At the age of 16 she eloped to Tennessee with her boy friend, Clyde Howard, because her father felt she was much too young to marry. Tennessee did not have a minimum age limit for marriage at that time as Virginia did. She and Clyde met a circuit riding preacher in a field across the state line in Tennessee and were married in a field while still sitting upon their horses.

Clyde’s oldest brother, Bradley, was their witness. After the ceremony she and her new husband moved in with his family where they lived for many years until Clyde’s mother died and his brothers bought out his share of the large family farm. Clyde, who had never liked farm life moved his family into the town of Rose Hill where he opened a barber shop and a pool hall.

Mallie gave birth to seven children but her first born son, Earl died at the age of three from a childhood disease. Her life was devoted to raising her remaining six children. Clyde's businesses suffered during the depression so he traveled north with a friend to Annapolis, Maryland to look for work. He found a job as a barber there and soon sent for his family.

They all piled into an old pickup truck with all their belongings for the trip north and settled into a row house in Eastport, Maryland. Mallie was a shy little lady and the "big city" scared her a bit. When I say "little" I mean she wasn't very big. She stood 4 feet 11 inches in her stocking feet. Of course no one ever saw her in her stocking feet because she always wore high heeled shoes so she would look taller.
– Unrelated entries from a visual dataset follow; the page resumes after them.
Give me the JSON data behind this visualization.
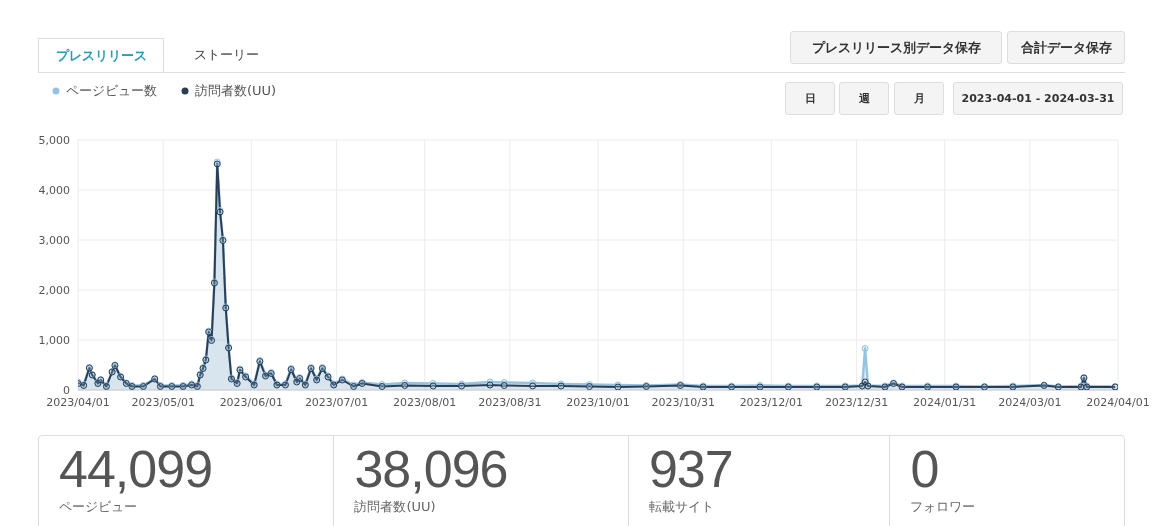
{
  "chart_data": [
    {
      "type": "line",
      "legend": "top left",
      "grid": true,
      "marker": "circle",
      "annotations": [
        "プレスリリース",
        "ストーリー",
        "プレスリリース別データ保存",
        "合計データ保存",
        "日",
        "週",
        "月",
        "2023-04-01 - 2024-03-31"
      ],
      "x": [
        "2023-04-01",
        "2023-04-03",
        "2023-04-05",
        "2023-04-06",
        "2023-04-08",
        "2023-04-09",
        "2023-04-11",
        "2023-04-13",
        "2023-04-14",
        "2023-04-16",
        "2023-04-18",
        "2023-04-20",
        "2023-04-24",
        "2023-04-28",
        "2023-04-30",
        "2023-05-04",
        "2023-05-08",
        "2023-05-11",
        "2023-05-13",
        "2023-05-14",
        "2023-05-15",
        "2023-05-16",
        "2023-05-17",
        "2023-05-18",
        "2023-05-19",
        "2023-05-20",
        "2023-05-21",
        "2023-05-22",
        "2023-05-23",
        "2023-05-24",
        "2023-05-25",
        "2023-05-27",
        "2023-05-28",
        "2023-05-30",
        "2023-06-02",
        "2023-06-04",
        "2023-06-06",
        "2023-06-08",
        "2023-06-10",
        "2023-06-13",
        "2023-06-15",
        "2023-06-17",
        "2023-06-18",
        "2023-06-20",
        "2023-06-22",
        "2023-06-24",
        "2023-06-26",
        "2023-06-28",
        "2023-06-30",
        "2023-07-03",
        "2023-07-07",
        "2023-07-10",
        "2023-07-17",
        "2023-07-25",
        "2023-08-04",
        "2023-08-14",
        "2023-08-24",
        "2023-08-29",
        "2023-09-08",
        "2023-09-18",
        "2023-09-28",
        "2023-10-08",
        "2023-10-18",
        "2023-10-30",
        "2023-11-07",
        "2023-11-17",
        "2023-11-27",
        "2023-12-07",
        "2023-12-17",
        "2023-12-27",
        "2024-01-02",
        "2024-01-03",
        "2024-01-04",
        "2024-01-10",
        "2024-01-13",
        "2024-01-16",
        "2024-01-25",
        "2024-02-04",
        "2024-02-14",
        "2024-02-24",
        "2024-03-06",
        "2024-03-11",
        "2024-03-19",
        "2024-03-20",
        "2024-03-21",
        "2024-03-31"
      ],
      "series": [
        {
          "name": "ページビュー数",
          "type": "area",
          "color": "#94c4e2",
          "values": [
            160,
            110,
            450,
            310,
            150,
            210,
            90,
            370,
            500,
            270,
            140,
            90,
            90,
            230,
            90,
            90,
            90,
            120,
            90,
            320,
            450,
            620,
            1180,
            1010,
            2160,
            4560,
            3590,
            3010,
            1660,
            860,
            240,
            150,
            420,
            280,
            120,
            590,
            300,
            350,
            120,
            120,
            430,
            180,
            250,
            120,
            450,
            220,
            450,
            280,
            120,
            220,
            100,
            150,
            110,
            140,
            130,
            120,
            160,
            150,
            140,
            120,
            110,
            100,
            90,
            110,
            80,
            80,
            90,
            80,
            80,
            80,
            90,
            830,
            90,
            80,
            140,
            80,
            80,
            80,
            70,
            80,
            100,
            70,
            80,
            250,
            80,
            70
          ]
        },
        {
          "name": "訪問者数(UU)",
          "type": "area",
          "color": "#2c3e56",
          "values": [
            130,
            90,
            440,
            300,
            130,
            200,
            70,
            360,
            490,
            260,
            130,
            70,
            70,
            220,
            70,
            70,
            70,
            100,
            70,
            300,
            430,
            600,
            1160,
            990,
            2140,
            4520,
            3560,
            2990,
            1640,
            840,
            220,
            130,
            400,
            260,
            100,
            570,
            280,
            330,
            100,
            100,
            410,
            160,
            230,
            100,
            430,
            200,
            430,
            260,
            100,
            200,
            70,
            130,
            70,
            90,
            80,
            80,
            100,
            90,
            80,
            80,
            70,
            60,
            70,
            90,
            60,
            60,
            60,
            60,
            60,
            60,
            80,
            160,
            80,
            60,
            130,
            60,
            60,
            60,
            60,
            60,
            90,
            60,
            60,
            240,
            60,
            60
          ]
        }
      ],
      "xlim": [
        "2023-04-01",
        "2024-04-01"
      ],
      "xticks": [
        {
          "value": "2023-04-01",
          "label": "2023/04/01"
        },
        {
          "value": "2023-05-01",
          "label": "2023/05/01"
        },
        {
          "value": "2023-06-01",
          "label": "2023/06/01"
        },
        {
          "value": "2023-07-01",
          "label": "2023/07/01"
        },
        {
          "value": "2023-08-01",
          "label": "2023/08/01"
        },
        {
          "value": "2023-08-31",
          "label": "2023/08/31"
        },
        {
          "value": "2023-10-01",
          "label": "2023/10/01"
        },
        {
          "value": "2023-10-31",
          "label": "2023/10/31"
        },
        {
          "value": "2023-12-01",
          "label": "2023/12/01"
        },
        {
          "value": "2023-12-31",
          "label": "2023/12/31"
        },
        {
          "value": "2024-01-31",
          "label": "2024/01/31"
        },
        {
          "value": "2024-03-01",
          "label": "2024/03/01"
        },
        {
          "value": "2024-04-01",
          "label": "2024/04/01"
        }
      ],
      "ylim": [
        0,
        5000
      ],
      "yticks": [
        0,
        {
          "value": 1000,
          "label": "1,000"
        },
        {
          "value": 2000,
          "label": "2,000"
        },
        {
          "value": 3000,
          "label": "3,000"
        },
        {
          "value": 4000,
          "label": "4,000"
        },
        {
          "value": 5000,
          "label": "5,000"
        }
      ]
    },
    {
      "type": "other",
      "annotations": [
        "44,099",
        "ページビュー",
        "38,096",
        "訪問者数(UU)",
        "937",
        "転載サイト",
        "0",
        "フォロワー"
      ]
    }
  ]
}
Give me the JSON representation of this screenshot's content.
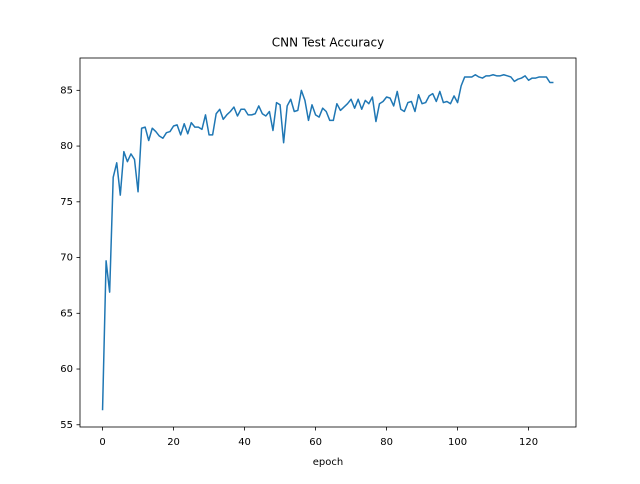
{
  "chart_data": {
    "type": "line",
    "title": "CNN Test Accuracy",
    "x_label": "epoch",
    "x": [
      0,
      1,
      2,
      3,
      4,
      5,
      6,
      7,
      8,
      9,
      10,
      11,
      12,
      13,
      14,
      15,
      16,
      17,
      18,
      19,
      20,
      21,
      22,
      23,
      24,
      25,
      26,
      27,
      28,
      29,
      30,
      31,
      32,
      33,
      34,
      35,
      36,
      37,
      38,
      39,
      40,
      41,
      42,
      43,
      44,
      45,
      46,
      47,
      48,
      49,
      50,
      51,
      52,
      53,
      54,
      55,
      56,
      57,
      58,
      59,
      60,
      61,
      62,
      63,
      64,
      65,
      66,
      67,
      68,
      69,
      70,
      71,
      72,
      73,
      74,
      75,
      76,
      77,
      78,
      79,
      80,
      81,
      82,
      83,
      84,
      85,
      86,
      87,
      88,
      89,
      90,
      91,
      92,
      93,
      94,
      95,
      96,
      97,
      98,
      99,
      100,
      101,
      102,
      103,
      104,
      105,
      106,
      107,
      108,
      109,
      110,
      111,
      112,
      113,
      114,
      115,
      116,
      117,
      118,
      119,
      120,
      121,
      122,
      123,
      124,
      125,
      126,
      127
    ],
    "values": [
      56.3,
      69.7,
      66.9,
      77.2,
      78.5,
      75.6,
      79.5,
      78.6,
      79.3,
      78.8,
      75.9,
      81.6,
      81.7,
      80.5,
      81.6,
      81.3,
      80.9,
      80.7,
      81.2,
      81.3,
      81.8,
      81.9,
      81.0,
      82.0,
      81.1,
      82.1,
      81.7,
      81.7,
      81.5,
      82.8,
      81.0,
      81.0,
      82.9,
      83.3,
      82.4,
      82.8,
      83.1,
      83.5,
      82.7,
      83.3,
      83.3,
      82.8,
      82.8,
      82.9,
      83.6,
      82.9,
      82.7,
      83.1,
      81.4,
      83.9,
      83.7,
      80.3,
      83.6,
      84.2,
      83.1,
      83.2,
      85.0,
      84.1,
      82.3,
      83.7,
      82.8,
      82.6,
      83.4,
      83.1,
      82.3,
      82.3,
      83.8,
      83.2,
      83.5,
      83.8,
      84.2,
      83.4,
      84.2,
      83.3,
      84.1,
      83.8,
      84.4,
      82.2,
      83.8,
      84.0,
      84.4,
      84.3,
      83.6,
      84.9,
      83.3,
      83.1,
      83.9,
      84.0,
      83.1,
      84.6,
      83.8,
      83.9,
      84.5,
      84.7,
      84.0,
      84.9,
      83.9,
      84.0,
      83.8,
      84.5,
      83.9,
      85.4,
      86.2,
      86.2,
      86.2,
      86.4,
      86.2,
      86.1,
      86.3,
      86.3,
      86.4,
      86.3,
      86.3,
      86.4,
      86.3,
      86.2,
      85.8,
      86.0,
      86.1,
      86.3,
      85.9,
      86.1,
      86.1,
      86.2,
      86.2,
      86.2,
      85.7,
      85.7
    ],
    "color": "#1f77b4",
    "xlim": [
      -6.35,
      133.35
    ],
    "xticks": [
      0,
      20,
      40,
      60,
      80,
      100,
      120
    ],
    "ylim": [
      54.8,
      87.9
    ],
    "yticks": [
      55,
      60,
      65,
      70,
      75,
      80,
      85
    ]
  }
}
At first she would send the children to the store to buy the groceries but eventually she ventured out to do her own shopping. After a few years her father and mother moved to Maryland. After her mother's death her father and brother Murphy moved into row house just a few doors away from her house. So, there were a few more mouths to feed but that never bothered Mallie.
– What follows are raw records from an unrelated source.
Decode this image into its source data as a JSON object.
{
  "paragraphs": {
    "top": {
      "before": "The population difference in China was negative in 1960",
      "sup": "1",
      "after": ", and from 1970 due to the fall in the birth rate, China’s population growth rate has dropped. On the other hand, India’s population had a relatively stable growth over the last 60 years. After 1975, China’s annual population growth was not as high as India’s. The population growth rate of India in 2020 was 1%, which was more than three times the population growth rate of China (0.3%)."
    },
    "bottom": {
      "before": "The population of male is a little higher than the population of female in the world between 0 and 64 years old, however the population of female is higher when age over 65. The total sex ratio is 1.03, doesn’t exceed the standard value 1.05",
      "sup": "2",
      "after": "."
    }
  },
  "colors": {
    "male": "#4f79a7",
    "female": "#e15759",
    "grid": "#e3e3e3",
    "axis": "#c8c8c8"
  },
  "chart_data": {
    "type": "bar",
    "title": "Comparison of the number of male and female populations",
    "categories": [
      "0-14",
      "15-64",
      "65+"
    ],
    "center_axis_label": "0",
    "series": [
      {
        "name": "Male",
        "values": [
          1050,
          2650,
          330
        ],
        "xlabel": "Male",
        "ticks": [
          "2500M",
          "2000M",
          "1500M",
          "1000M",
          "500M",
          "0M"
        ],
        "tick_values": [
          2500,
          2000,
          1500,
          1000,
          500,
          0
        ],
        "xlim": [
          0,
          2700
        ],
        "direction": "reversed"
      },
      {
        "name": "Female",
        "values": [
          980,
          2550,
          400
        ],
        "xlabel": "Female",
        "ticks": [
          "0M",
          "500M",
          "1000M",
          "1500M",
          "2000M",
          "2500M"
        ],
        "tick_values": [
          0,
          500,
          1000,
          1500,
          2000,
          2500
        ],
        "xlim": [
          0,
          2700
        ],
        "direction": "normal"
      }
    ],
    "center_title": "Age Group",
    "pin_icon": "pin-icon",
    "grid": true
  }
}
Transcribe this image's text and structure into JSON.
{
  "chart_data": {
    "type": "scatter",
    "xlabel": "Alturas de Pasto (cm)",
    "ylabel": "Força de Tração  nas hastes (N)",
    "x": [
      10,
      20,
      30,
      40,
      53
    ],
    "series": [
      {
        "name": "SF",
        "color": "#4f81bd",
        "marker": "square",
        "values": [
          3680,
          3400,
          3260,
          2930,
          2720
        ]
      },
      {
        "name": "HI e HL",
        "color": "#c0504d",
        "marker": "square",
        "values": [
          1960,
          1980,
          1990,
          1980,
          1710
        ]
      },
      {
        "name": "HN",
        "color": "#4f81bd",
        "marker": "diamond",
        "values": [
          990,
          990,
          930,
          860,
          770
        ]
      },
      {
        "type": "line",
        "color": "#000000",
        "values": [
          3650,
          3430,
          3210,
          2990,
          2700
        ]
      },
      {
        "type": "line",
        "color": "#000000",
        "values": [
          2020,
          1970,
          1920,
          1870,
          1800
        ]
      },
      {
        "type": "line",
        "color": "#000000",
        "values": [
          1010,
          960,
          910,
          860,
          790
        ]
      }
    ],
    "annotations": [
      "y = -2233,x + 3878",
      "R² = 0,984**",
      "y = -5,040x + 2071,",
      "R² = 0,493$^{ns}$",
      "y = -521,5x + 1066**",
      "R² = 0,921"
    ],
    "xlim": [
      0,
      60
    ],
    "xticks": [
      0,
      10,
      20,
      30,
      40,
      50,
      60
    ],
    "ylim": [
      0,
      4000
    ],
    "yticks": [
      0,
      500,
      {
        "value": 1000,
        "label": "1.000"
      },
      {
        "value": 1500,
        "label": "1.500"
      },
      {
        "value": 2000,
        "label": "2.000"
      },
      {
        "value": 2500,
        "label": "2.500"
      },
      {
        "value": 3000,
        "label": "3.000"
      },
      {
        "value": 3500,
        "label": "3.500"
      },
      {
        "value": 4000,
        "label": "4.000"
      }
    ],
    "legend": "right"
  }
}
She could make gravy out of anything and knew how to stretch a meal by adding a few more potatoes to the pot and doubling the recipe for her marvelous biscuits. After all those years of feeding anyone and everyone, Mallie who had learned much of her cooking skills from her mother-in-law, Mollie Howard, had turned into a marvelous cook.

In the mid 1950's, with all of her children married and her husband in a state hospital with complications from diabetes, Mallie found herself a bit short of money. Her children contributed what they could but she didn't want to be a burden so she decided to get a job. She was a fifty-five year old woman who had never worked outside the house so her choices of employment were either cleaning or cooking.
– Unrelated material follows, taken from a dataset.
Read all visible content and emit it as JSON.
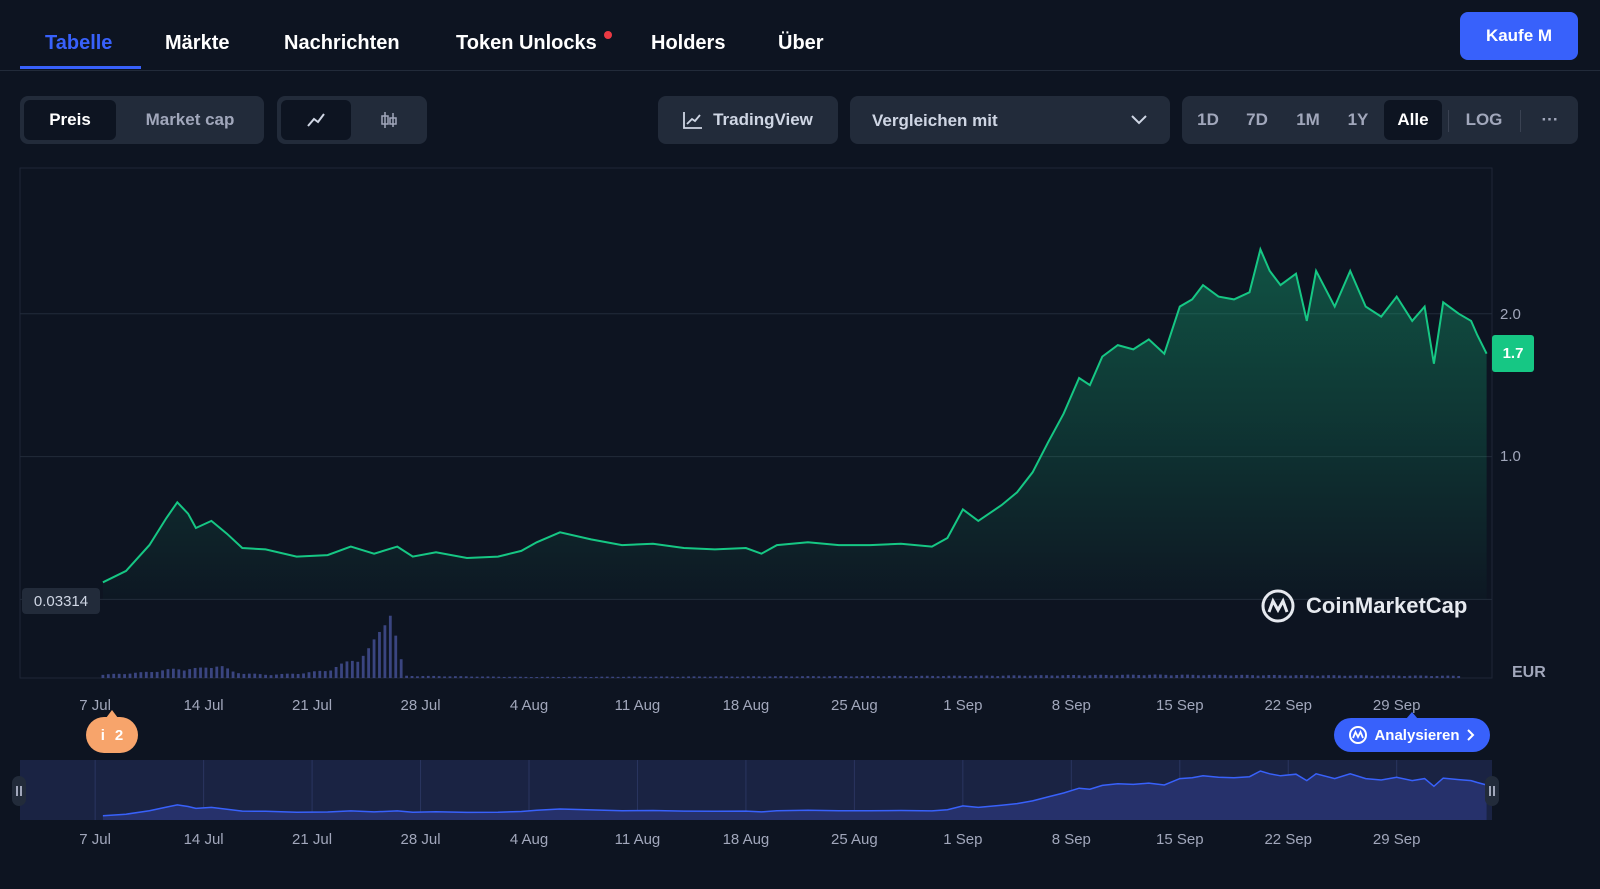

When a friend mentioned that she knew of a little restaurant near the government buildings in downtown Annapolis that needed a cook she gathered her courage and caught the local bus into town. She got the job and put that little restaurant on the map. She turned what had been mediocre place to grab a bite to eat into the most popular place for home cooking in town. The owner even offered to pick her up for work every morning so she could have home made biscuits and rolls made before they opened at 7am.

The local bus didn't start running until 7am. She continued to work there even after her husband returned home after he lost a leg to diabetes and could no longer work as a barber. Even though she cooked 5 1/5 days a week at the restaurant, she still managed to fix her big Sunday dinners for her children and grandchildren.

As far as I know, she never used a cookbook or a boxed mix to make anything and I never saw a set of measuring cups in her kitchen. She did most of her baking with a coffee cup for measuring. Although she did have a set of measuring spoons most of the time she just put in a pinch of this or a handful of that in her recipes. After the grandchildren came along most people stopped calling her Mallie.

To her friends and family she was Granny Howard, the best darned cook in town.

Mallie Kyla Fee (Granny) Howard died at the age of 76 of complications from aplastic anemia. I still miss her.